The Board of Governors of the Academy of Motion Picture Arts and Sciences has voted to renew the contract of AMPAS CEO Dawn Hudson for another three years, the Academy confirmed on Tuesday night.
The vote came at a Tuesday evening meeting, with members of the board making their decision a month before the expiration of the three-year contract signed by Hudson in 2011.
Hudson has been negotiating the renewal for the past couple of months, but her contract was subject to the approval of the 51-member board.
Terms of the new contract were not disclosed. In fiscal 2012, the last period for which public records are available, Hudson’s total compensation was $324,842.
While Hudson, who came to the Academy from Film Independent, had some rough times in her first years at the Academy, one governor told TheWrap she had “weathered the storm” and gained the support of a majority of the board months ago.
The strong ratings for the last two Academy Awards shows, and the recent rehiring of Craig Zadan and Neil Meron to produce the Oscars for the third consecutive year, were signs that the board felt things were on the right track. The recent progress made on the Academy Museum of Motion Pictures, which is expected to break ground next year, was also a plus for Hudson.

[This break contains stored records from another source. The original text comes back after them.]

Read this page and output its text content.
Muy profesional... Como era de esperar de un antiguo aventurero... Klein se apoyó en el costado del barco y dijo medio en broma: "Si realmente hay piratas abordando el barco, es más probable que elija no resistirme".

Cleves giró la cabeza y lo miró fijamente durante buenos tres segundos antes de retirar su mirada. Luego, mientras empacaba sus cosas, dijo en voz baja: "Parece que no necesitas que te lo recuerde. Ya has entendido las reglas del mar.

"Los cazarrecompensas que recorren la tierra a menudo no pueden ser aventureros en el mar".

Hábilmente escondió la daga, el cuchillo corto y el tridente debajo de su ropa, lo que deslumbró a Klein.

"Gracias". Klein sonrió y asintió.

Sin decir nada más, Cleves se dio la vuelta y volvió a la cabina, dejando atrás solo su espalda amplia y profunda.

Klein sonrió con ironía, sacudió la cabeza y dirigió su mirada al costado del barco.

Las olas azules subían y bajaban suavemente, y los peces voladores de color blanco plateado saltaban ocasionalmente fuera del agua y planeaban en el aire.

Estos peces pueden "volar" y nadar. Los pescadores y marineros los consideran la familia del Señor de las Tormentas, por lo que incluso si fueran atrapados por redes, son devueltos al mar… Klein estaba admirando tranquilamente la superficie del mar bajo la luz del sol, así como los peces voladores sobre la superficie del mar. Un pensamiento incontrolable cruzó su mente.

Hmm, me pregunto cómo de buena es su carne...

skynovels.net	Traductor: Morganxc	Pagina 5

During the three years of Hudson’s tenure, the Academy had made dramatic changes in its culture and structure – changes that ruffled the feathers of some in the tradition-bound organization.
Under Hudson, a number of new hires were made in top positions, leading to the departure of longtime staffers both within the Academy and within the production of the Oscars. The latest to leave was Ric Robertson, a 30-year Academy veteran who occupied the COO role alongside Hudson but opted last year to depart that position and become a consultant for the Academy.
Hudson’s push to modernize the Academy, which accelerated during the 2012-2013 tenure of one-term, activist president Hawk Koch, didn’t always run smoothly. For instance, when she and Koch appealed to individual branch committees to invite more women and people of color to join, some members grumbled that they were meddling with the membership process.
On the other hand, she and the Academy had previously been lambasted for the largely aging, white, male composition of the organization.
The transition from paper ballots to online voting was also a rocky one, though Koch and Robertson were made the public faces of that effort, which drew complaints but also led to record voter turnout.
Spending by the Academy has also increased under Hudson, though not to the same degree as revenue. In fiscal 2013, according to the Academy’s annual statement, AMPAS spending increased by almost $9 million to $97.3 million, while revenues increased by $31 million to $134.4 million. The Oscar show was responsible for almost 70 percent of the organization’s revenue.